A total of 21 states will raise their minimum wage on January 1, either through inflation-based adjustments or scheduled increases. This will impact approximately 9.2 million workers, who are expected to receive a combined $5.7 billion in wage increases throughout the year, according to the Economic Policy Institute (EPI).
Following these hikes, Washington will have the highest minimum wage at $16.66 per hour, while California and New York will follow closely with a $16.50 per hour wage floor. Other areas, including Washington, D.C., and 10 states such as Delaware, Illinois, and Rhode Island, will also see their minimum wage reach or exceed $15 per hour. Together, these regions represent about one-third of the U.S. workforce.

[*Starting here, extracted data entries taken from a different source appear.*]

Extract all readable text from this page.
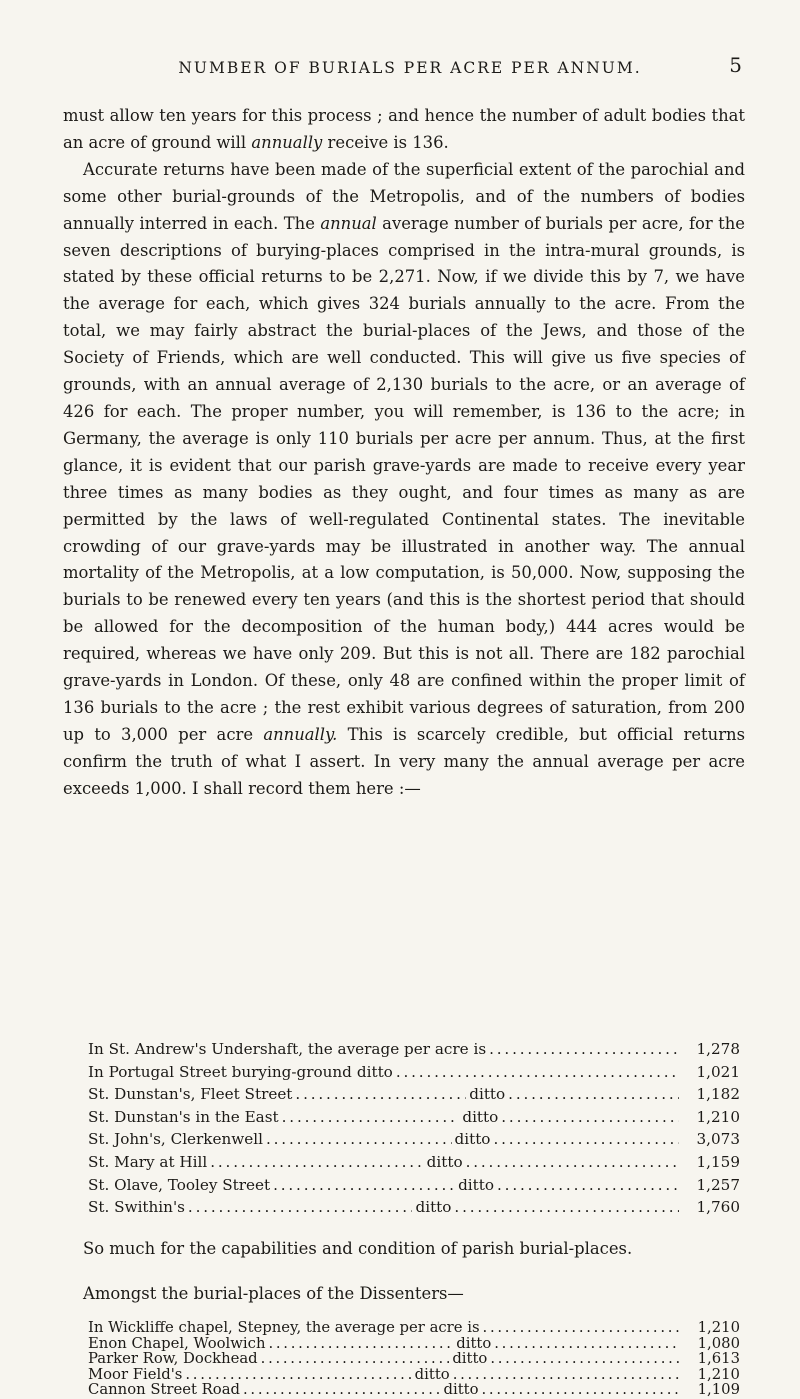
NUMBER OF BURIALS PER ACRE PER ANNUM.	5

must allow ten years for this process ; and hence the number of adult bodies that an acre of ground will annually receive is 136.

Accurate returns have been made of the superficial extent of the parochial and some other burial-grounds of the Metropolis, and of the numbers of bodies annually interred in each. The annual average number of burials per acre, for the seven descriptions of burying-places comprised in the intra-mural grounds, is stated by these official returns to be 2,271. Now, if we divide this by 7, we have the average for each, which gives 324 burials annually to the acre. From the total, we may fairly abstract the burial-places of the Jews, and those of the Society of Friends, which are well conducted. This will give us five species of grounds, with an annual average of 2,130 burials to the acre, or an average of 426 for each. The proper number, you will remember, is 136 to the acre; in Germany, the average is only 110 burials per acre per annum. Thus, at the first glance, it is evident that our parish grave-yards are made to receive every year three times as many bodies as they ought, and four times as many as are permitted by the laws of well-regulated Continental states. The inevitable crowding of our grave-yards may be illustrated in another way. The annual mortality of the Metropolis, at a low computation, is 50,000. Now, supposing the burials to be renewed every ten years (and this is the shortest period that should be allowed for the decomposition of the human body,) 444 acres would be required, whereas we have only 209. But this is not all. There are 182 parochial grave-yards in London. Of these, only 48 are confined within the proper limit of 136 burials to the acre ; the rest exhibit various degrees of saturation, from 200 up to 3,000 per acre annually. This is scarcely credible, but official returns confirm the truth of what I assert. In very many the annual average per acre exceeds 1,000. I shall record them here :—

In St. Andrew's Undershaft, the average per acre is . . .	1,278
In Portugal Street burying-ground ditto . . .	1,021
St. Dunstan's, Fleet Street . . .	ditto . . .	1,182
St. Dunstan's in the East . . .	ditto . . .	1,210
St. John's, Clerkenwell . . .	ditto . . .	3,073
St. Mary at Hill . . .	ditto . . .	1,159
St. Olave, Tooley Street . . .	ditto . . .	1,257
St. Swithin's . . .	ditto . . .	1,760
So much for the capabilities and condition of parish burial-places.
Amongst the burial-places of the Dissenters—
In Wickliffe chapel, Stepney, the average per acre is . . .	1,210
Enon Chapel, Woolwich . . .	ditto . . .	1,080
Parker Row, Dockhead . . .	ditto . . .	1,613
Moor Field's . . .	ditto . . .	1,210
Cannon Street Road . . .	ditto . . .	1,109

The states raising their minimum wage on January 1 include Alaska, Arizona, California, Colorado, Connecticut, Delaware, Illinois, Maine, Michigan, Minnesota, Missouri, Montana, Nebraska, New Jersey, New York, Ohio, Rhode Island, South Dakota, Vermont, Virginia, and Washington.
In addition to state-level increases, nearly 50 cities and localities will also raise their minimum wages. In California, 29 cities will implement pay hikes, with Oakland’s minimum wage reaching $17 per hour. In Washington, seven localities, including Tukwila, which will have the highest wage at $21.10 per hour, will also see increases.
However, more than a dozen states in the South will not be impacted by these changes, as they either lack a state minimum wage or continue to follow the federal minimum of $7.25 per hour. The last federal minimum wage increase occurred in 2009, and when adjusted for inflation, it is at its lowest point since 1956, EPI reports.